The following theoretical questions of distinctive reasoning, which the masters did not answer with words  but with actions, are examples of this:

"How can we make mountains, rivers, and the Earth part of ourselves?"
Or the question of a wise philosopher:

"How does pure essentiality suddenly give rise to mountains, rivers, and the Earth?"

In the following, Master Dogen concentrates on the main contents and basic points of the Buddhist teachings: perseverance, the strong desire for truth and the awackening of the Bodhi-spirit, all of which are important premisses to remember on the Buddha-way.

Hunger for fame, profit and ego-pride have to be overcome. Otherwise one blocks oneself on the way.

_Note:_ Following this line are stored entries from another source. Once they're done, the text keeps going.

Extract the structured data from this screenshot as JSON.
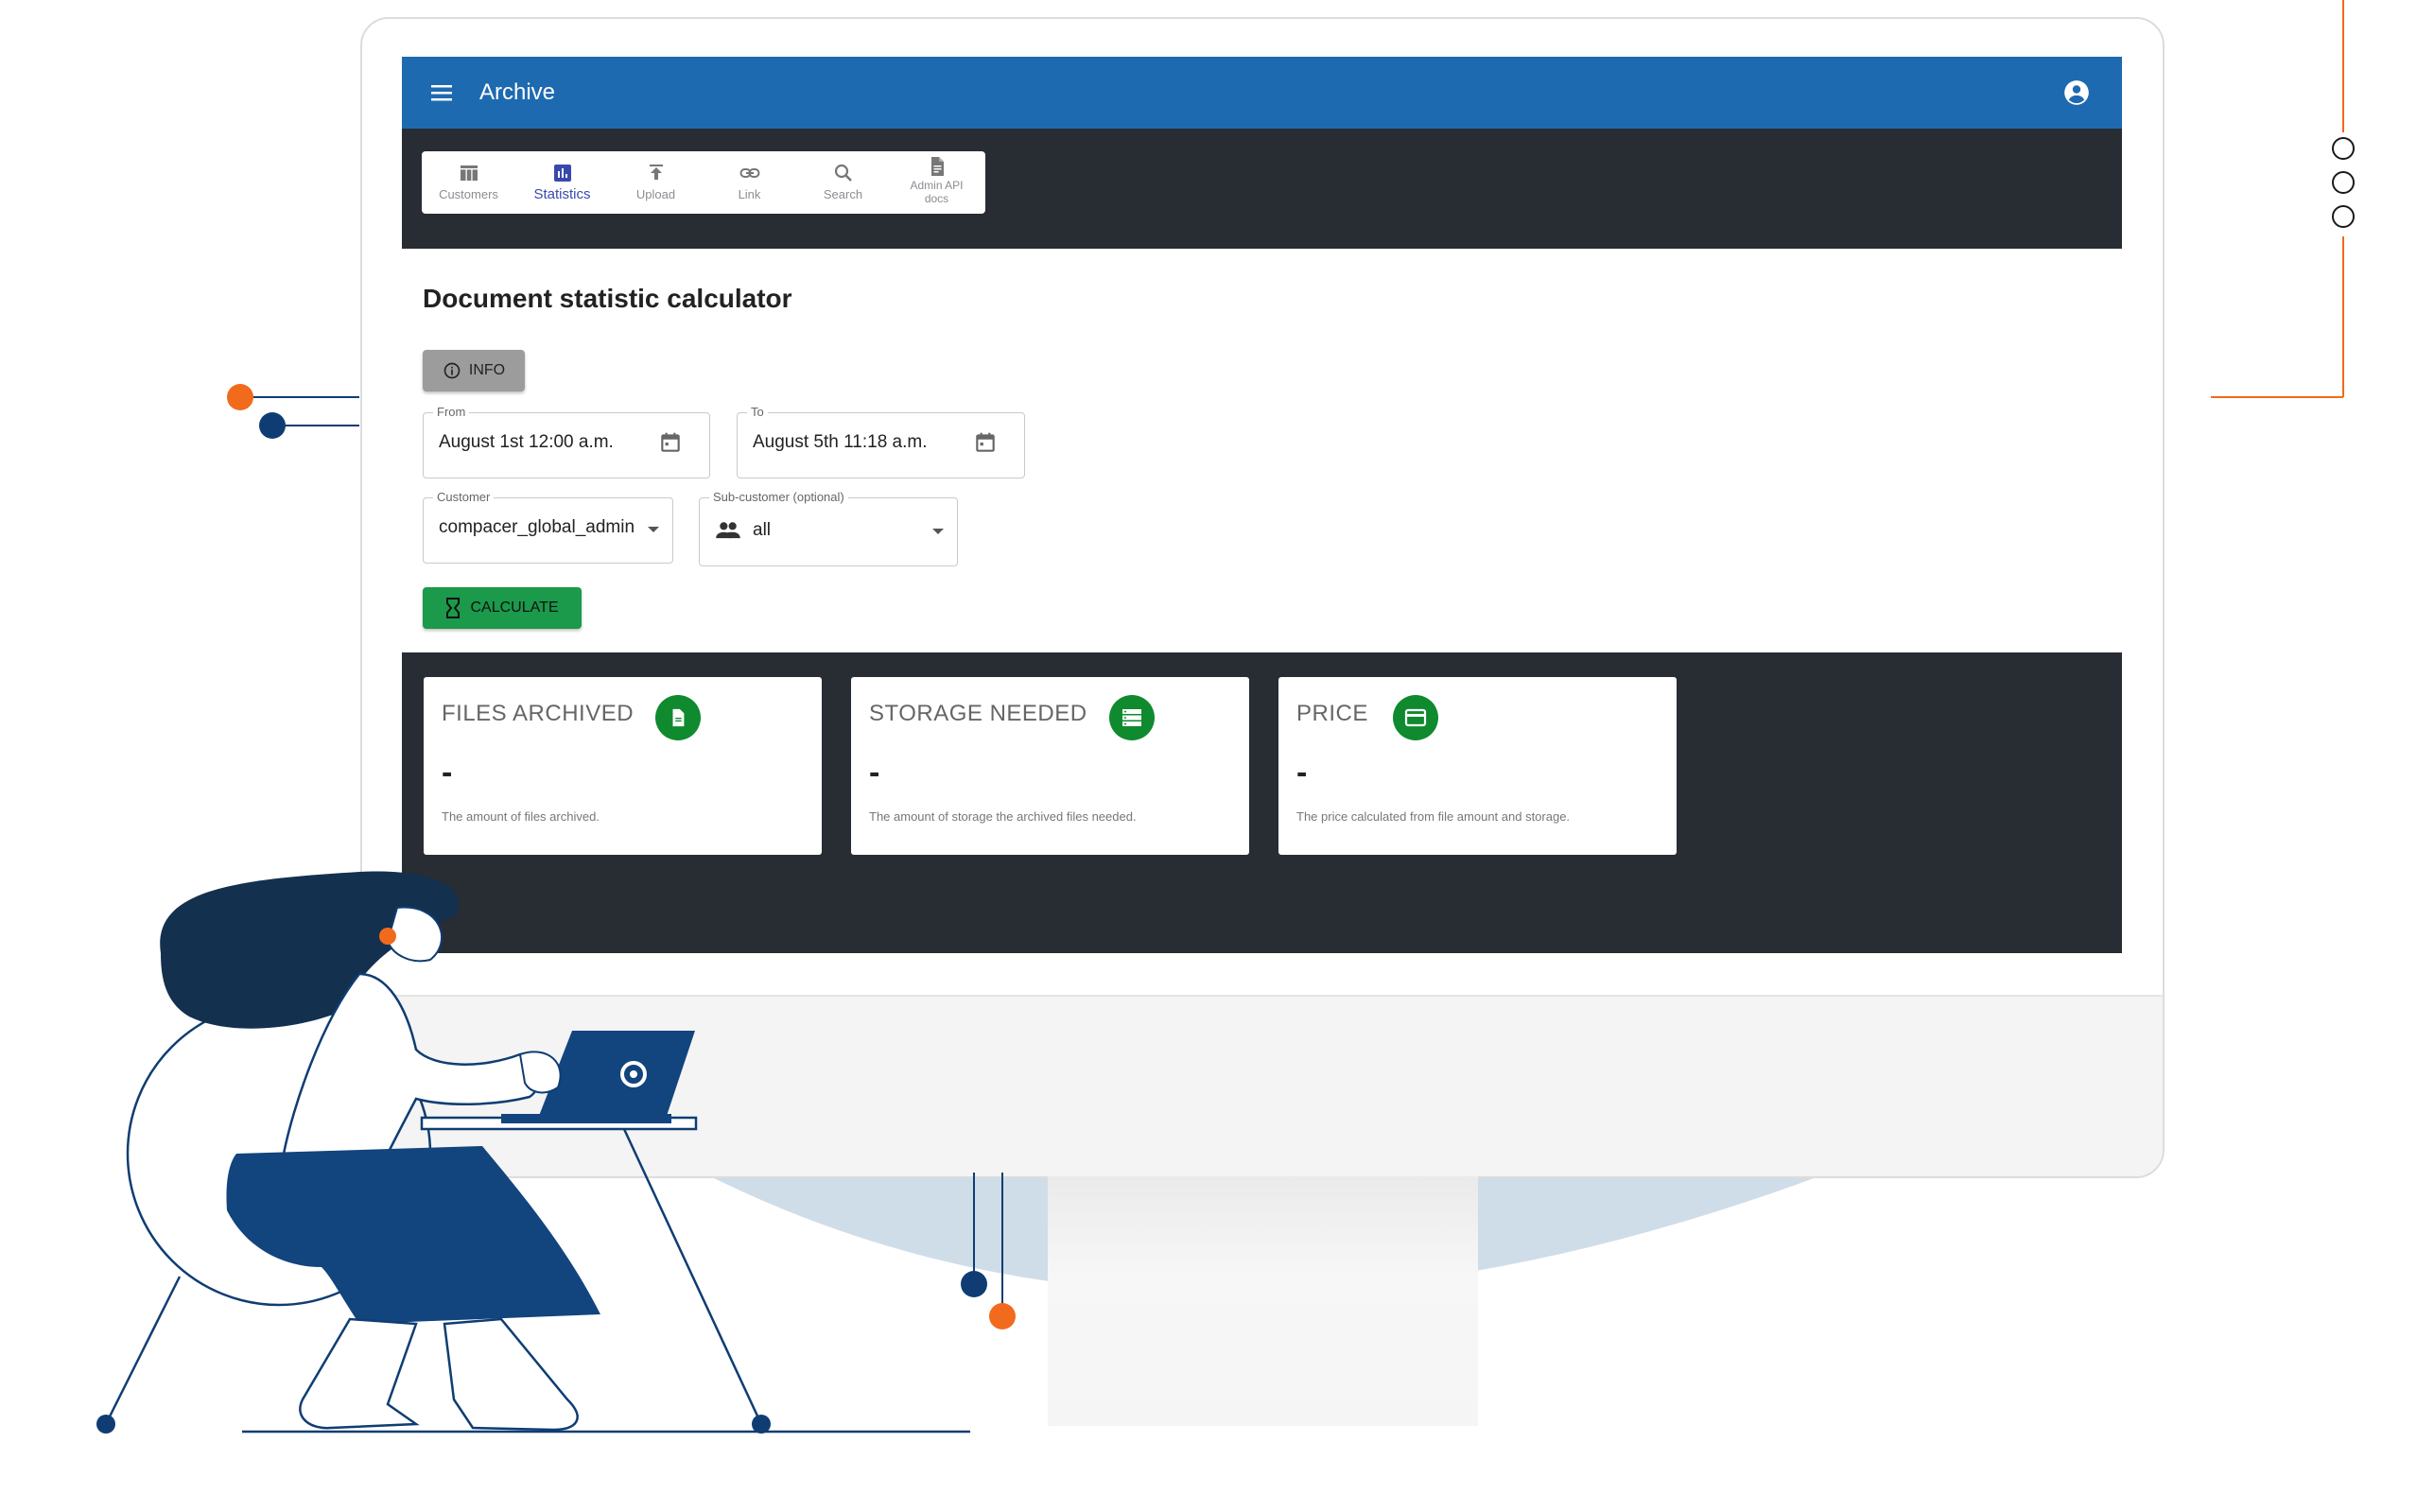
{
  "app": {
    "title": "Archive"
  },
  "tabs": [
    {
      "label": "Customers",
      "icon": "table-icon",
      "active": false
    },
    {
      "label": "Statistics",
      "icon": "bar-chart-icon",
      "active": true
    },
    {
      "label": "Upload",
      "icon": "upload-icon",
      "active": false
    },
    {
      "label": "Link",
      "icon": "link-icon",
      "active": false
    },
    {
      "label": "Search",
      "icon": "search-icon",
      "active": false
    },
    {
      "label": "Admin API docs",
      "icon": "document-icon",
      "active": false
    }
  ],
  "page": {
    "title": "Document statistic calculator",
    "info_label": "INFO",
    "calculate_label": "CALCULATE"
  },
  "form": {
    "from": {
      "label": "From",
      "value": "August 1st 12:00 a.m."
    },
    "to": {
      "label": "To",
      "value": "August 5th 11:18 a.m."
    },
    "customer": {
      "label": "Customer",
      "value": "compacer_global_admin"
    },
    "subcustomer": {
      "label": "Sub-customer (optional)",
      "value": "all"
    }
  },
  "cards": [
    {
      "title": "FILES ARCHIVED",
      "value": "-",
      "description": "The amount of files archived.",
      "icon": "file-icon"
    },
    {
      "title": "STORAGE NEEDED",
      "value": "-",
      "description": "The amount of storage the archived files needed.",
      "icon": "storage-icon"
    },
    {
      "title": "PRICE",
      "value": "-",
      "description": "The price calculated from file amount and storage.",
      "icon": "credit-card-icon"
    }
  ],
  "colors": {
    "appbar": "#1e6ab0",
    "dark_band": "#282c33",
    "active_tab": "#3949ab",
    "calculate_button": "#1a9a4a",
    "card_icon": "#0f8a2e",
    "accent_orange": "#f26a1b",
    "accent_navy": "#0f3d73"
  }
}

Dogen also criticizes the fact that  many contemporaries at that time had in fact become monks although they did not really strive for the Buddhist truth or practise persistently. In China, the great period of Zen Buddhism was already in decline.
Many monks and abbots were formally Buddhists, but the strength of the Buddha-Dharma had already become extinct and the pursuit of superficial recognition and financial gain mostly prevailed.

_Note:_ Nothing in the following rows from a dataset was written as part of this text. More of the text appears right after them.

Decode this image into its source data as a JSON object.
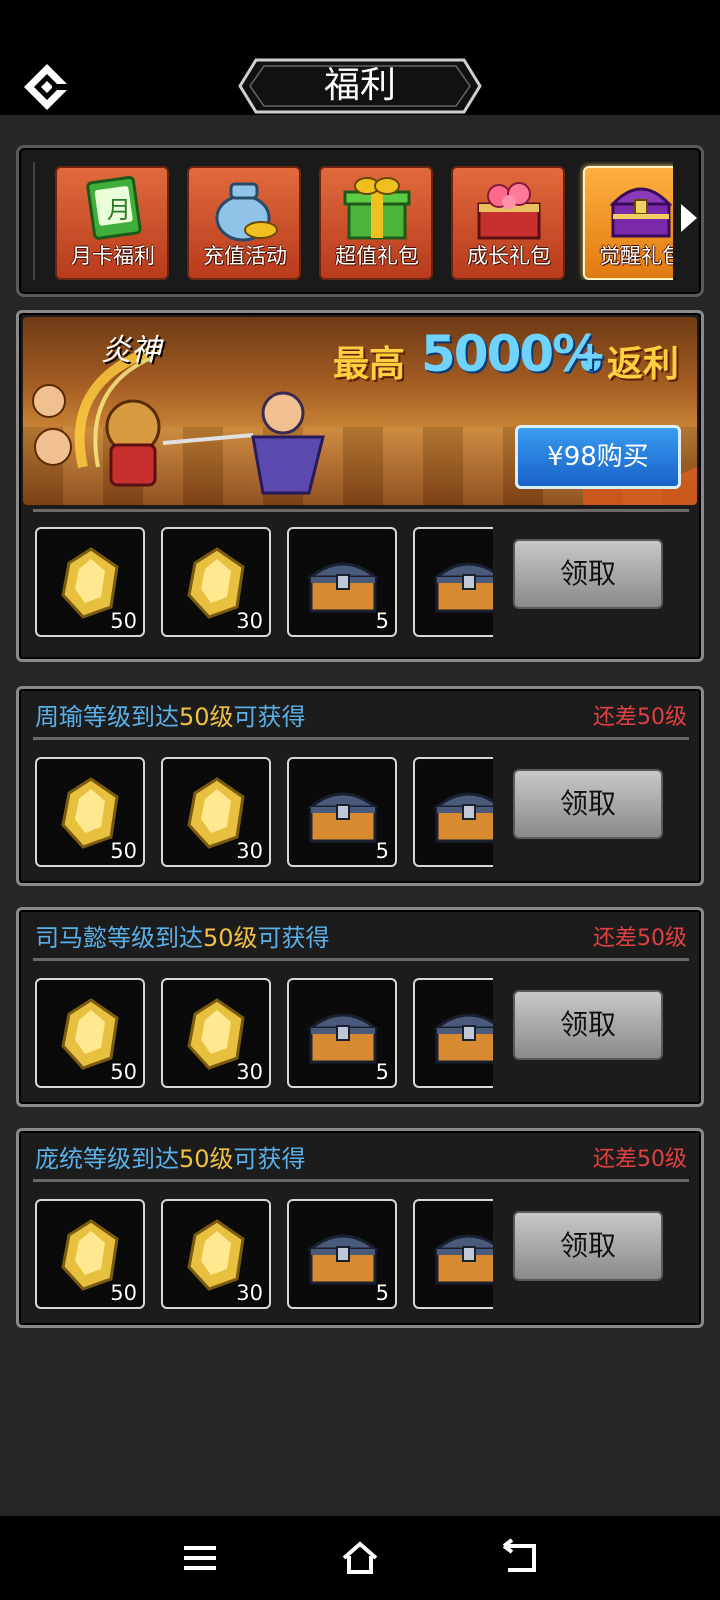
{
  "header": {
    "title": "福利",
    "logo_icon": "app-logo-icon"
  },
  "tabs": [
    {
      "label": "月卡福利",
      "icon": "month-card-icon",
      "active": false
    },
    {
      "label": "充值活动",
      "icon": "money-bag-icon",
      "active": false
    },
    {
      "label": "超值礼包",
      "icon": "green-gift-icon",
      "active": false
    },
    {
      "label": "成长礼包",
      "icon": "flower-box-icon",
      "active": false
    },
    {
      "label": "觉醒礼包",
      "icon": "purple-chest-icon",
      "active": true
    }
  ],
  "banner": {
    "tag": "炎神",
    "headline_prefix": "最高",
    "headline_value": "5000%",
    "headline_plus": "+",
    "headline_suffix": "返利",
    "buy_label": "¥98购买",
    "rewards": [
      {
        "icon": "gold-gem-icon",
        "count": "50"
      },
      {
        "icon": "gold-gem-icon",
        "count": "30"
      },
      {
        "icon": "treasure-chest-icon",
        "count": "5"
      },
      {
        "icon": "treasure-chest-icon",
        "count": ""
      }
    ],
    "claim_label": "领取"
  },
  "sections": [
    {
      "hero": "周瑜",
      "mid1": "等级到达",
      "level": "50级",
      "mid2": "可获得",
      "status": "还差50级",
      "rewards": [
        {
          "icon": "gold-gem-icon",
          "count": "50"
        },
        {
          "icon": "gold-gem-icon",
          "count": "30"
        },
        {
          "icon": "treasure-chest-icon",
          "count": "5"
        },
        {
          "icon": "treasure-chest-icon",
          "count": ""
        }
      ],
      "claim_label": "领取"
    },
    {
      "hero": "司马懿",
      "mid1": "等级到达",
      "level": "50级",
      "mid2": "可获得",
      "status": "还差50级",
      "rewards": [
        {
          "icon": "gold-gem-icon",
          "count": "50"
        },
        {
          "icon": "gold-gem-icon",
          "count": "30"
        },
        {
          "icon": "treasure-chest-icon",
          "count": "5"
        },
        {
          "icon": "treasure-chest-icon",
          "count": ""
        }
      ],
      "claim_label": "领取"
    },
    {
      "hero": "庞统",
      "mid1": "等级到达",
      "level": "50级",
      "mid2": "可获得",
      "status": "还差50级",
      "rewards": [
        {
          "icon": "gold-gem-icon",
          "count": "50"
        },
        {
          "icon": "gold-gem-icon",
          "count": "30"
        },
        {
          "icon": "treasure-chest-icon",
          "count": "5"
        },
        {
          "icon": "treasure-chest-icon",
          "count": ""
        }
      ],
      "claim_label": "领取"
    }
  ],
  "navbar": {
    "menu_icon": "menu-icon",
    "home_icon": "home-icon",
    "back_icon": "back-icon"
  },
  "colors": {
    "background": "#262626",
    "hero_name": "#5ab0e8",
    "level_text": "#f0c040",
    "status_red": "#e04040",
    "buy_button": "#1862c8"
  }
}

Often times, it was a question of power and influence at court.

Under these conditions, the reality and the truth of the Buddha-Dharma lost their significance and faded, leaving only images and shadows.
This is recounted in the famous allegory in which a living dragon pays the house of a lover of dragon pictures and sculptures a visit. But  seeing the living dragon before him, the frightened man flees, as he loves only “beautiful and harmless” pictures, not reality itself.

Dogen describes it as follows:

“Their body, mind, bones and their flesh have never lived the real Dharma. That is why they are not one with the Dharma. They don’t receive and they don’t use the Dharma.”

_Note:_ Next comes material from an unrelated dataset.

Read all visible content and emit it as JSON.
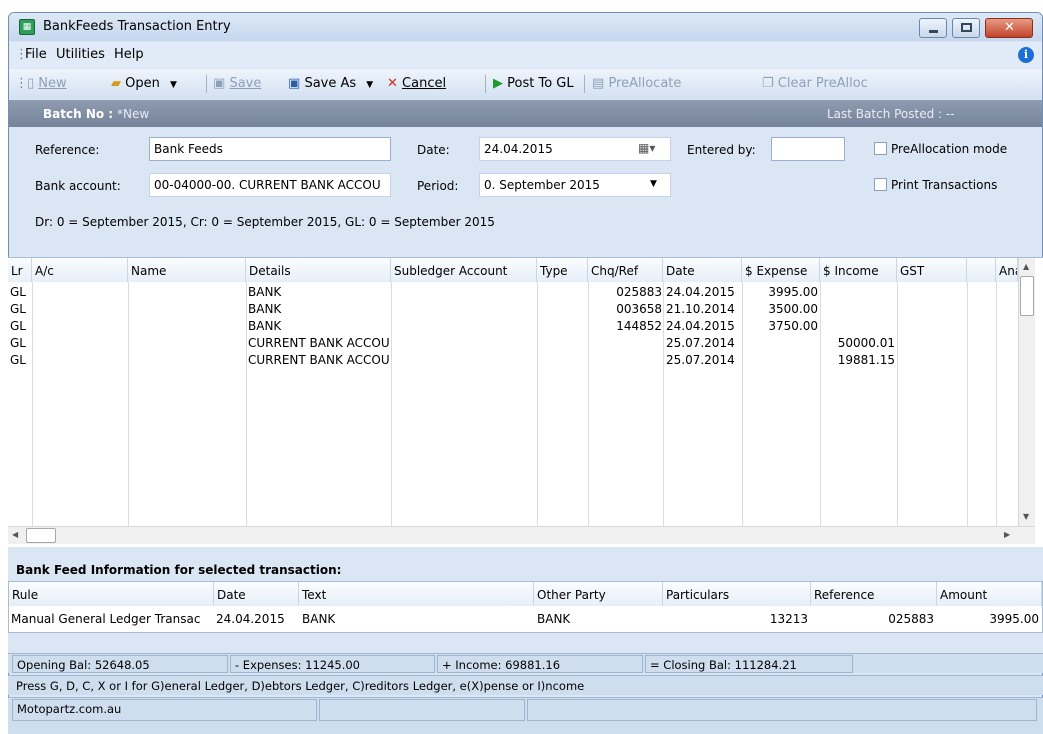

According to Dogen, such times of decline are full of false teachers and self-proclaimed masters who are not capable of guiding their students truly onto the Buddha-way.

For this reason Dogen recommends examining teachers and masters precisely. He also points to the irretrievable damage caused if the teachings are not  transmitted in an authentic way.

In such cases, it would be better not to practise the Buddha-Dharma at all – as this would not only be a waste of time, but would also do severe damage.

Those who cannot rely on their own real experience depend mostly on others and often need shallow confirmation from others – and then confuse it with the great truth itself. Naturally, to realize this and to see through it is not that simple.